Никогда я не видел такого заядлого курильщика: утром он приносил две пачки папирос для бригадиров и конторы, пять пачек махорки для забойщиков и свою табачную норму — три пачки. Когда у него кончался запас, обычно после обеда, он просил Антоняна принести ему курево откуда угодно, но только не от забойщиков. Если поиски армянина, который сам не курил, оказывались тщетными, заявлял:
— Пойду вниз, если позвонят, скажи, я у Браунса!
Крупный, с мясистым загорелым лицом, он тяжело передвигался по конторе, то и дело хватаясь за нагрудный карман старого пиджака. В кармане находился целый архив самых неожиданных документов: планы, отчеты, проекты, партбилет, фотографии всей семьи и шахты, которой он руководил, орденская книжка, вырезки из газет. Карман раздувался так, будто он прятал под пиджаком коробку. Он не допускал и намека на наше подневольное положение. Часто обедал вместе с нами, притом непременно угощал какими-нибудь необычными яствами, которые приносил из дома, вроде яблок, тогда настоящей диковины на Колыме. Некурящему Антоняну доставался рахат-лукум, который Соломахин, как выяснилось потом, специально заказывал у брата из Баку.
После обеда, когда забойщики уходили в штольню, при начальнике в конторе завязывались занятные разговоры и дискуссии на равных. Это были рассказы о войне, главным образом Бергера, или о кино — в то время в лагере начали показывать фильмы, или воспоминания Александра Ивановича о рабфаке и двадцатипятитысячниках, высокогорном тракте на Памире, строительством которого он когда-то руководил, или о разведке. Он поразил меня хорошим знанием дела Редля — начальника русского отдела австро-венгерской разведки, который продавал важные секреты царскому правительству.

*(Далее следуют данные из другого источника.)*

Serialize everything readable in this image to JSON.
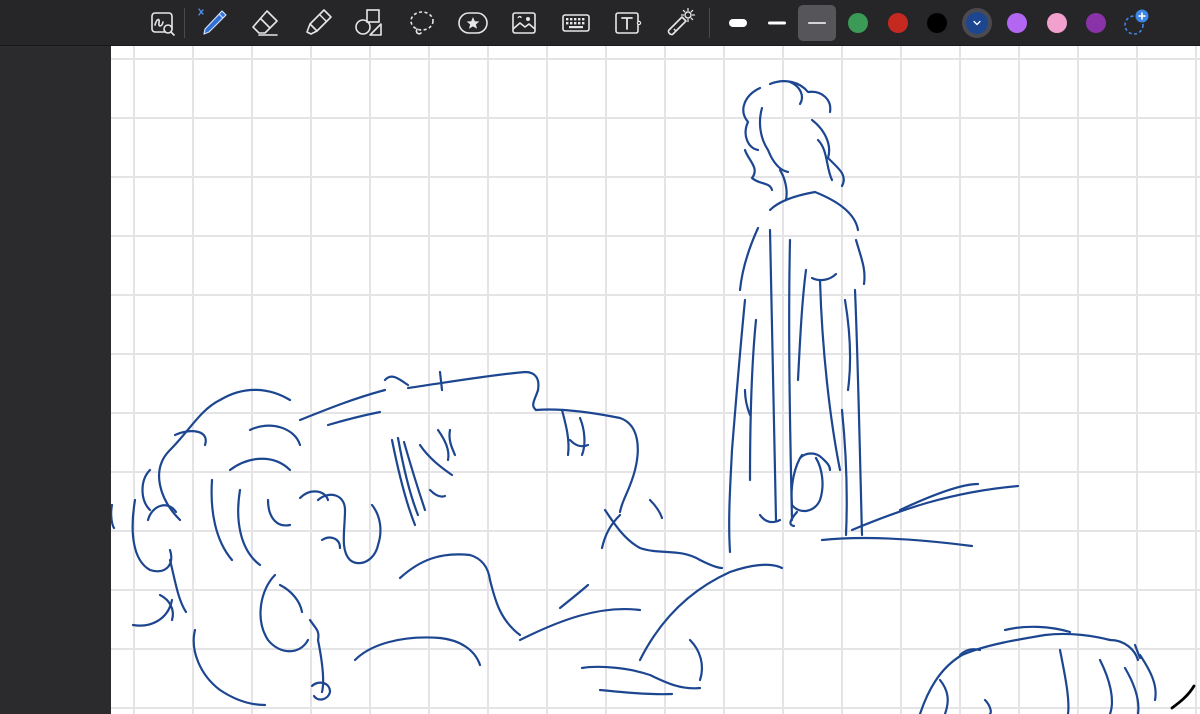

Когда один раз случайно зашла речь об Омаре, Александр Иванович оживился, и, к нашему удивлению, через день старый басмач появился на участке в бригаде Бойко. Омар чуть не выронил миску с супом, увидев во время обеда Соломахина. Тот подошел к нему, и они заговорили по-узбекски. После обеда шеф привел Омара в контору и отдал ему остатки папирос. Подозрительно глянув на тощий кисет Бергера, который имел привычку относить папиросы бригадникам, а сам курил махорку из искусно скрученной козьей ножки, Соломахин взял свою клюшку и предупредил:
— Омара, хлопцы, не обижайте! Пойду вниз, курево кончилось, — и отправился, хромая, по тропинке.
— Что он говорил тебе? — спросил старика Бойко.
— Как мы поживаем спросил, давно не видались, — ухмыльнулся Омар. — Большие деньги дал бы Ибрагим-бек тому, кто его… — Он провел себе ребром ладони по горлу и покачал головой. — Один Ахмед Сабир был, тоже юз-баши[124], думал убить Искандер-Саляма. Пришел к нему: «Я бедный декхан, бери, эфенди, меня воевать, бить Ибрагим-бека!» А Искандер как лиса: «Декхан, говоришь? На винтовку, стрелять можешь?» Взял Ахмед винтовку, открывает, смотрит — патрон нет! А Искандер кричит: «Вяжите его, это басмач! Английскую винтовку знает! Откуда ты, собака, знаешь английскую винтовку открывать?» Ну, связали Ахмеда, увезли в Ашхабад и расстреляли. А я, когда Ибрагим-бека поймали, прятался, попом Исаил Мустафаев продал, привезли в Каган. Смотрю, в гэпэу этот Искандер-Салям! Смеется и говорит: «Знаю, это Омар Худаберды, юз-баши»… Уже они тогда не расстреливали, срок дали. Он теперь говорит: «Не бойся, будешь в конторе дневалить, я думал, ты давно дома, в Кулябе…»
Омар недаром назвал Соломахина лисой — это был необычайно проницательный, хитрый и умный человек, хотя можно было спорить о правомочности некоторых методов его работы (о них, как рассказывали вольные, без конца писала приисковая стенгазета).
Наш участок, который и раньше неплохо работал, скоро «загремел»: мы перегнали всех остальных на прииске, и в этом была немалая заслуга Александра Ивановича.
Звонить по телефону нам строго-настрого запретили, но ответить начальству разрешалось. Каждое утро, после обхода штольни (Яценко теперь почти не появлялся на участке), я вычерчивал план и диаграммы: уходка[125] выработок, отбойка горной породы и другие горняцкие премудрости за прошедшие сутки. Регулярно в одиннадцать утра мне звонили прямо из горного управления в Сеймчане, за триста километров отсюда. Я сообщал новые сведения, их потом передавали главку в Магадан. Но почти никогда не приходилось мне говорить правду— сведения, как правило, диктовал мне шеф, притом совершенно вымышленные.